INDIGO cable reaches Sydney

Cable lands at Coogee Beach

The 4850-kilometre INDIGO Central submarine cable has landed at Coogee Beach.

Installation of the cable is due to be completed by early December, according to the consortium backing it.

Last month, the first section of the 4600-kilometre INDIGO West — which will connect Australia’s west coast to Singapore — landed at Floreat Beach in Perth.

Together the cables comprise the 9200-kilometre INDIGO cable system, whose backing consortium comprises AARNet, Google, Indosat Ooredoo, Singtel, SubPartners (owned by Superloop) and Telstra.

The consortium last year announced that it had struck a deal with Alcatel Submarine Networks (ASN) to lay the cable system.

The cable system as a whole is expected to be ready for service by mid-2019.

“We’re on a journey to interconnect and virtualise businesses across the Asia Pacific region, and the go-live of INDIGO will accelerate that plan significantly,” said Superloop CEO Drew Kelton.

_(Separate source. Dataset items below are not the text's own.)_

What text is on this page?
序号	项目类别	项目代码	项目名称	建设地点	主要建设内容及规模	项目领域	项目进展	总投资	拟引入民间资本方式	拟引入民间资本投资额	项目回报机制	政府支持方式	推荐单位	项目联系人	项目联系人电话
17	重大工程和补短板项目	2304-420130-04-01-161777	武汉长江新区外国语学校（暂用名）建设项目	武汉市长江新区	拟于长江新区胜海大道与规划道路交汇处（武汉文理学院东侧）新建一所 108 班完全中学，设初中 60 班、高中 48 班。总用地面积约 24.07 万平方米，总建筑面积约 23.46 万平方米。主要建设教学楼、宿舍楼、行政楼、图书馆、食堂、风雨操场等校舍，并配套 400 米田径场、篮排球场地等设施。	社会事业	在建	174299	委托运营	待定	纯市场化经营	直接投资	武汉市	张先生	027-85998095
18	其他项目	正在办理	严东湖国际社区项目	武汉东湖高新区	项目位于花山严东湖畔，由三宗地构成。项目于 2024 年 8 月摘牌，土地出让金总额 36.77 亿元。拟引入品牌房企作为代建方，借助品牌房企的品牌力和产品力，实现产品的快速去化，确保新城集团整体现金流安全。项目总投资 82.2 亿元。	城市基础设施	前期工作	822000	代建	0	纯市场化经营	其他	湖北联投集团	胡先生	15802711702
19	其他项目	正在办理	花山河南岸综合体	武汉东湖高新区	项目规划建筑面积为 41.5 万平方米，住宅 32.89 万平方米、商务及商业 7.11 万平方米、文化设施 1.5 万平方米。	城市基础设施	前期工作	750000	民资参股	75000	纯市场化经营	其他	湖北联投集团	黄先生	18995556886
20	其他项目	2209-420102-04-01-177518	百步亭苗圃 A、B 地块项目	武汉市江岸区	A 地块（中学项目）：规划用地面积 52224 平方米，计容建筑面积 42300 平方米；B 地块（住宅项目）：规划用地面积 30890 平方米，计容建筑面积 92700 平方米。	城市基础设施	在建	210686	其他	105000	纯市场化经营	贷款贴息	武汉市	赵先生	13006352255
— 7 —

The cable system has a two-pair ‘Open Cable’ design and supports spectrum sharing, with around 36Tbps of capacity.

“This is a significant milestone for the INDIGO project and a great leap forward for research and education in Australia,” said AARNet’s CEO Chris Hancock.

“The first trans-Australian submarine cable will provide a critical diverse express path between Sydney and Perth to support the huge data transfer demands of the Pawsey Centre, NCI, and the significant growth in data-intensive collaborative research for all researchers across the country.”